La mauvaise loi (Josée Boileau, Le Devoir)

La loi comme bâillon (Denise Bombardier)

• «Ce n'est peut-être pas un projet liberticide, car la jurisprudence a déjà établi que seuls les propos qui incitent à la "détestation extrême" peuvent être qualifiés de haineux. Mais même si le risque n'est pas immense, il existe. Et Québec n'a pas démontré pourquoi il mérite d'être pris» (Paul Journet, Excès de politesse, La Presse)

• «Stéphanie Vallée, responsable du PL59, refuse de voir ce qui aveugle les amoureux de la liberté d'expression: ce projet de loi est liberticide» (Lise Ravary, Il faut écouter Fatima, Le Journal de Montréal)

• «Le projet de loi est "totalement inconciliable avec les assises d'une société libre et démocratique", ont récemment soutenu les porte-parole des Juristes pour la défense de l'égalité et des libertés fondamentales, Julius Grey et Julie Latour» (Le Devoir)

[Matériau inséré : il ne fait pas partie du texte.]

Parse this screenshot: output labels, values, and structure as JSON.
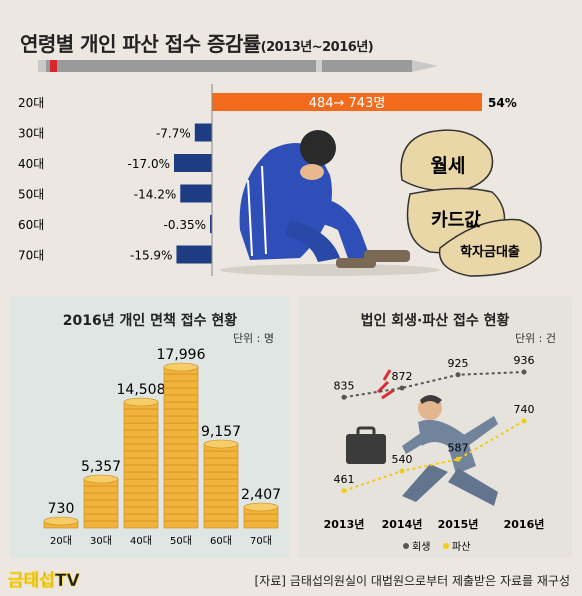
{
  "title": {
    "main": "연령별 개인 파산 접수 증감률",
    "sub": "(2013년~2016년)"
  },
  "chart_data": [
    {
      "type": "bar",
      "title": "연령별 개인 파산 접수 증감률 (2013년~2016년)",
      "categories": [
        "20대",
        "30대",
        "40대",
        "50대",
        "60대",
        "70대"
      ],
      "values": [
        54,
        -7.7,
        -17.0,
        -14.2,
        -0.35,
        -15.9
      ],
      "value_labels": [
        "54%",
        "-7.7%",
        "-17.0%",
        "-14.2%",
        "-0.35%",
        "-15.9%"
      ],
      "annotation": "484→ 743명",
      "colors": {
        "positive": "#f26a1b",
        "negative": "#1e3c82"
      }
    },
    {
      "type": "bar",
      "title": "2016년 개인 면책 접수 현황",
      "unit": "단위 : 명",
      "categories": [
        "20대",
        "30대",
        "40대",
        "50대",
        "60대",
        "70대"
      ],
      "values": [
        730,
        5357,
        14508,
        17996,
        9157,
        2407
      ],
      "value_labels": [
        "730",
        "5,357",
        "14,508",
        "17,996",
        "9,157",
        "2,407"
      ],
      "bar_style": "coin stacks",
      "colors": {
        "coin": "#f2b33a"
      }
    },
    {
      "type": "line",
      "title": "법인 회생·파산 접수 현황",
      "unit": "단위 : 건",
      "categories": [
        "2013년",
        "2014년",
        "2015년",
        "2016년"
      ],
      "series": [
        {
          "name": "회생",
          "values": [
            835,
            872,
            925,
            936
          ],
          "labels": [
            "835",
            "872",
            "925",
            "936"
          ],
          "color": "#555555"
        },
        {
          "name": "파산",
          "values": [
            461,
            540,
            587,
            740
          ],
          "labels": [
            "461",
            "540",
            "587",
            "740"
          ],
          "color": "#f2cc1c"
        }
      ],
      "legend": "bottom"
    }
  ],
  "bags": [
    "월세",
    "카드값",
    "학자금대출"
  ],
  "footer": {
    "logo": "금태섭TV",
    "source": "[자료] 금태섭의원실이 대법원으로부터 제출받은 자료를 재구성"
  }
}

• «C'est du totalitarisme pur. De quoi accabler la société d'une chape de plomb faite de censure et d'autocensure» (Lysiane Gagnon, Un projet liberticide, La Presse)

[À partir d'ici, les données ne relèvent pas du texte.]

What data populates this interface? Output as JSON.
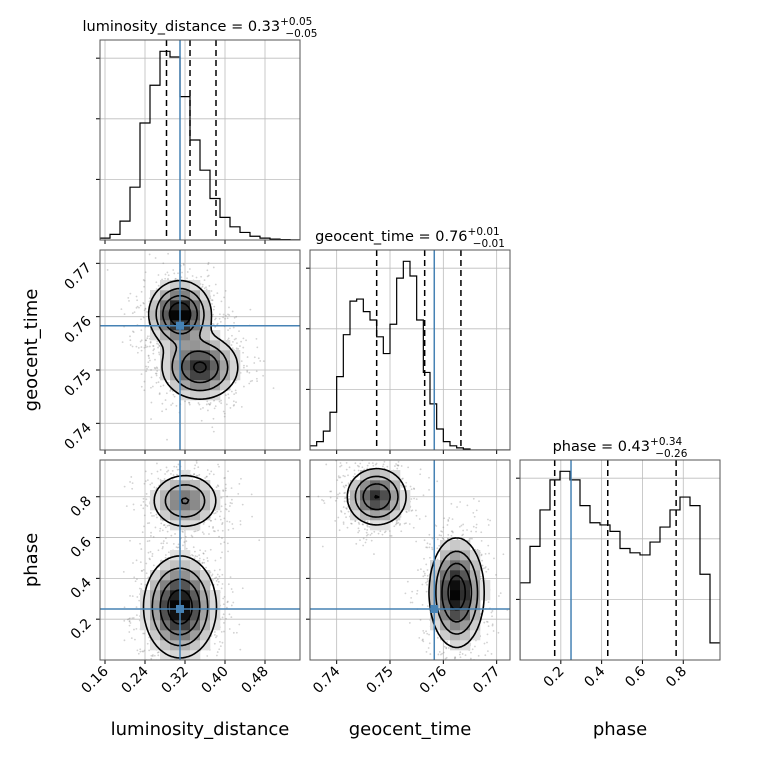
{
  "chart_data": {
    "type": "corner",
    "grid": true,
    "params": [
      {
        "name": "luminosity_distance",
        "label": "luminosity_distance",
        "range": [
          0.15,
          0.55
        ],
        "ticks": [
          0.16,
          0.24,
          0.32,
          0.4,
          0.48
        ],
        "tick_labels": [
          "0.16",
          "0.24",
          "0.32",
          "0.40",
          "0.48"
        ],
        "truth": 0.31,
        "quantiles": [
          0.283,
          0.33,
          0.382
        ],
        "title": {
          "main": "luminosity_distance = 0.33",
          "sup": "+0.05",
          "sub": "−0.05"
        },
        "hist": {
          "edges_start": 0.15,
          "bin_width": 0.02,
          "counts": [
            0.01,
            0.03,
            0.1,
            0.28,
            0.62,
            0.82,
            1.0,
            0.97,
            0.76,
            0.53,
            0.37,
            0.22,
            0.12,
            0.07,
            0.04,
            0.02,
            0.01,
            0.005,
            0.002,
            0.001
          ]
        }
      },
      {
        "name": "geocent_time",
        "label": "geocent_time",
        "range": [
          0.735,
          0.7725
        ],
        "ticks": [
          0.74,
          0.75,
          0.76,
          0.77
        ],
        "tick_labels": [
          "0.74",
          "0.75",
          "0.76",
          "0.77"
        ],
        "truth": 0.7583,
        "quantiles": [
          0.7475,
          0.7565,
          0.7633
        ],
        "title": {
          "main": "geocent_time = 0.76",
          "sup": "+0.01",
          "sub": "−0.01"
        },
        "hist": {
          "edges_start": 0.735,
          "bin_width": 0.00125,
          "counts": [
            0.02,
            0.04,
            0.09,
            0.18,
            0.35,
            0.55,
            0.71,
            0.72,
            0.66,
            0.62,
            0.54,
            0.46,
            0.6,
            0.82,
            0.9,
            0.83,
            0.62,
            0.37,
            0.22,
            0.1,
            0.04,
            0.02,
            0.01,
            0.005,
            0.0,
            0.0,
            0.0,
            0.0,
            0.0,
            0.0
          ]
        }
      },
      {
        "name": "phase",
        "label": "phase",
        "range": [
          0.0,
          0.98
        ],
        "ticks": [
          0.2,
          0.4,
          0.6,
          0.8
        ],
        "tick_labels": [
          "0.2",
          "0.4",
          "0.6",
          "0.8"
        ],
        "truth": 0.25,
        "quantiles": [
          0.17,
          0.43,
          0.765
        ],
        "title": {
          "main": "phase = 0.43",
          "sup": "+0.34",
          "sub": "−0.26"
        },
        "hist": {
          "edges_start": 0.0,
          "bin_width": 0.049,
          "counts": [
            0.36,
            0.53,
            0.7,
            0.84,
            0.88,
            0.84,
            0.72,
            0.64,
            0.63,
            0.6,
            0.52,
            0.5,
            0.49,
            0.55,
            0.62,
            0.7,
            0.76,
            0.72,
            0.4,
            0.08
          ]
        }
      }
    ],
    "pair_panels": [
      {
        "x": "luminosity_distance",
        "y": "geocent_time",
        "modes": [
          {
            "mx": 0.31,
            "my": 0.7605,
            "sx": 0.03,
            "sy": 0.003,
            "w": 0.55
          },
          {
            "mx": 0.35,
            "my": 0.7505,
            "sx": 0.038,
            "sy": 0.003,
            "w": 0.45
          }
        ]
      },
      {
        "x": "luminosity_distance",
        "y": "phase",
        "modes": [
          {
            "mx": 0.32,
            "my": 0.78,
            "sx": 0.035,
            "sy": 0.07,
            "w": 0.35
          },
          {
            "mx": 0.31,
            "my": 0.26,
            "sx": 0.035,
            "sy": 0.12,
            "w": 0.65
          }
        ]
      },
      {
        "x": "geocent_time",
        "y": "phase",
        "modes": [
          {
            "mx": 0.7475,
            "my": 0.8,
            "sx": 0.0028,
            "sy": 0.07,
            "w": 0.45
          },
          {
            "mx": 0.7625,
            "my": 0.33,
            "sx": 0.0025,
            "sy": 0.13,
            "w": 0.55
          }
        ]
      }
    ],
    "colors": {
      "truth": "#4682b4",
      "hist": "#000000",
      "grid": "#bdbdbd",
      "scatter": "#7f7f7f"
    }
  }
}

Les éditoriaux du Canada anglais sont également unanimes:

Franchement, on a l'air fous. Comme quoi il peut arriver que ce ne soit pas toujours le Parti québécois et l'Office de la langue française qui nous fassent honte. En effet, n'a-t-on pas compris combien il est périlleux de se fier sur le jugement de fonctionnaires pour ce qui est de décider de ce qui est acceptable ou pas, moralement «tolérable» ou pas?

A-t-on besoin de rappeler les cas de Ezra Levant et de Mark Steyn, qui se sont fait poursuivre par des Commissions des droits de la personnes de l'Alberta et de l'Ontario? Encore aujourd'hui, Ezra Levant est poursuivi pour avoir «insulté» la Commission des droits de la personne de l'Alberta.

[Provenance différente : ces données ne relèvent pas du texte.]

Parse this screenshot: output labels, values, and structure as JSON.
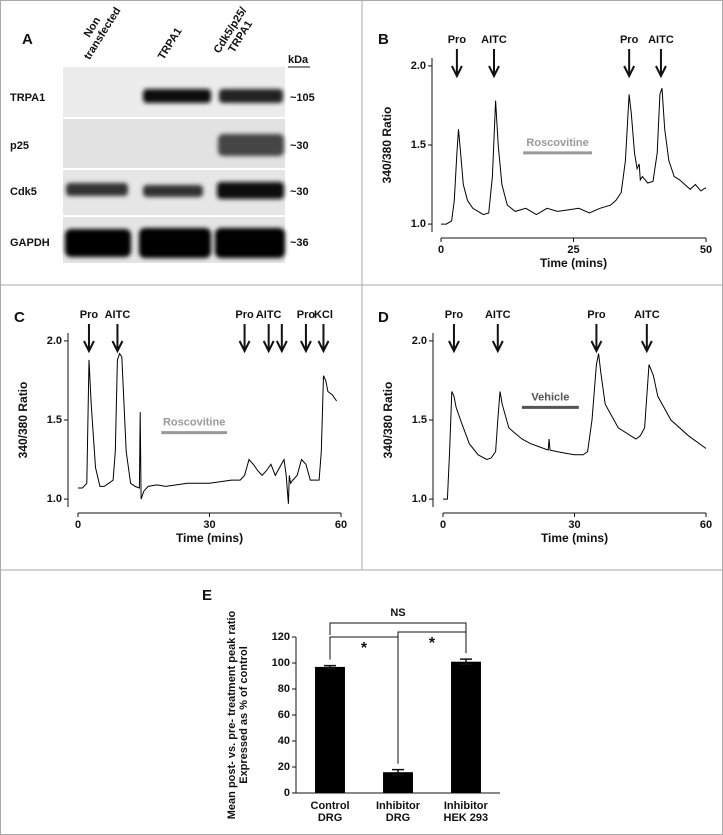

This October I will be prosecuted for one charge of being "publicly discourteous or disrespectful to a Commissioner or Tribunal Chair of the Alberta Human Rights Commission" and two charges that my "public comments regarding the Alberta Human Rights Commission were inappropriate and unbecoming and that such conduct is deserving of sanction."

Because last year I wrote a newspaper editorial calling Alberta's human rights commission "crazy".

Ça, c'est ce que ça donne, une police de la parole, les amis. Des bureaucrates (OQLF) qui se permettent de rendre la vie dure à des commerçants pour ne pas avoir posé des collants par-dessus les «on» et «off» de photocopieuses ou qui se donnent comme mission de discipliner les écarts de langage de gens qu'ils veulent ultimement faire taire.

La ministre Vallée et le premier ministre Couillard devraient prendre 9 minutes pour écouter cette video, ne serait-ce que pour parfaire leur culture personnelle. Si cela ne les fait pas réfléchir sur le projet de loi 59 qu'ils devraient, de façon responsable, carrément mettre à la poubelle, on sera en droit de nous demander ce qui les motive, dans le fin fond de leur conscience, à s'obstiner à contenir la liberté d'expression au Québec.